Collecting and Saving Data
1
Ask Question node
Send a prompt and store the contact's next reply in a variable name you choose. Set the input type (free text, number, email, phone, date) — invalid replies trigger a retry message.
2
Writing back to contact fields
After collecting a value, add an Update Contact node to persist it — for example, saving a collected company name to cf1 so it's available in future sessions and campaigns.
3
HTTP Request → variable mapping
After calling an external API, map JSON response paths to variables:
Response: { "order": { "status": "shipped", "eta": "June 20" } }
Map:
order.status → {{order_status}}
order.eta → {{delivery_date}}Then use {{order_status}} in a Send Message node: "Your order is {{order_status}}, arriving {{delivery_date}}."Priority and Conflict Resolution
If two chatbots have overlapping triggers, the one with the lower priority number wins. Set priority in the chatbot settings panel. Recommended ordering:- Priority 1 — Opt-out / STOP handler (always highest priority)
- Priority 2 — Session start / Welcome bot
- Priority 3–9 — Feature-specific bots (pricing, support, order lookup, etc.)
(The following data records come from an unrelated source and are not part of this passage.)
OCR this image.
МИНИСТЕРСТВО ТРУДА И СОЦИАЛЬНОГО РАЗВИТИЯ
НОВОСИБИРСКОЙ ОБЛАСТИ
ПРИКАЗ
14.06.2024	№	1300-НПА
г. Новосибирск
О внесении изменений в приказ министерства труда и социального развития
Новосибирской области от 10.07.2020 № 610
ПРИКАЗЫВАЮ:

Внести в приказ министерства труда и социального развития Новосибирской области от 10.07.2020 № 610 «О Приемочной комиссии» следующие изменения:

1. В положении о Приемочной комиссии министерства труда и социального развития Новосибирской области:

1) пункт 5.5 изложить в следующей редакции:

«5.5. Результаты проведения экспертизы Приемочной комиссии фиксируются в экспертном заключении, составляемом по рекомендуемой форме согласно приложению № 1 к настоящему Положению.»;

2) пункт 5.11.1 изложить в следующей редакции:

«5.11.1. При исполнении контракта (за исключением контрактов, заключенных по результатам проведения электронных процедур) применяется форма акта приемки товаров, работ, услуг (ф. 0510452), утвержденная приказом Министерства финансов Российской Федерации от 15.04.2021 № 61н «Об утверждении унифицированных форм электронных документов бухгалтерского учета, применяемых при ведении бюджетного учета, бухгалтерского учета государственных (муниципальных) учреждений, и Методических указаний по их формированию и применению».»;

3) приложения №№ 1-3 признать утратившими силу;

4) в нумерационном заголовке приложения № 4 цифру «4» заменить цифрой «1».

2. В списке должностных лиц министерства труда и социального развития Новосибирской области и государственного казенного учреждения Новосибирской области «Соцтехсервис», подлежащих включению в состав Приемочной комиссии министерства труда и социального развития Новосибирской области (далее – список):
- Priority 10+ — Catch-all / fallback bot
Testing Your Chatbot
- Set the chatbot Status to Active, then message your WhatsApp number from a personal phone.
- Check the Conversations log to see which nodes fired and what variables were set.
- Use a test tag to limit the chatbot to specific contacts while testing: add a Condition node at the start that checks if contact_name equals your name.
- Disable the chatbot while editing to prevent partial flows from reaching real users.
- Check Session Variables in the contact's chatbot state to debug what values were captured.
Tip
Build your flow top-down: Start node → welcome message → first question → condition → branch A / branch B. Add the End Conversation node to every branch so sessions close cleanly.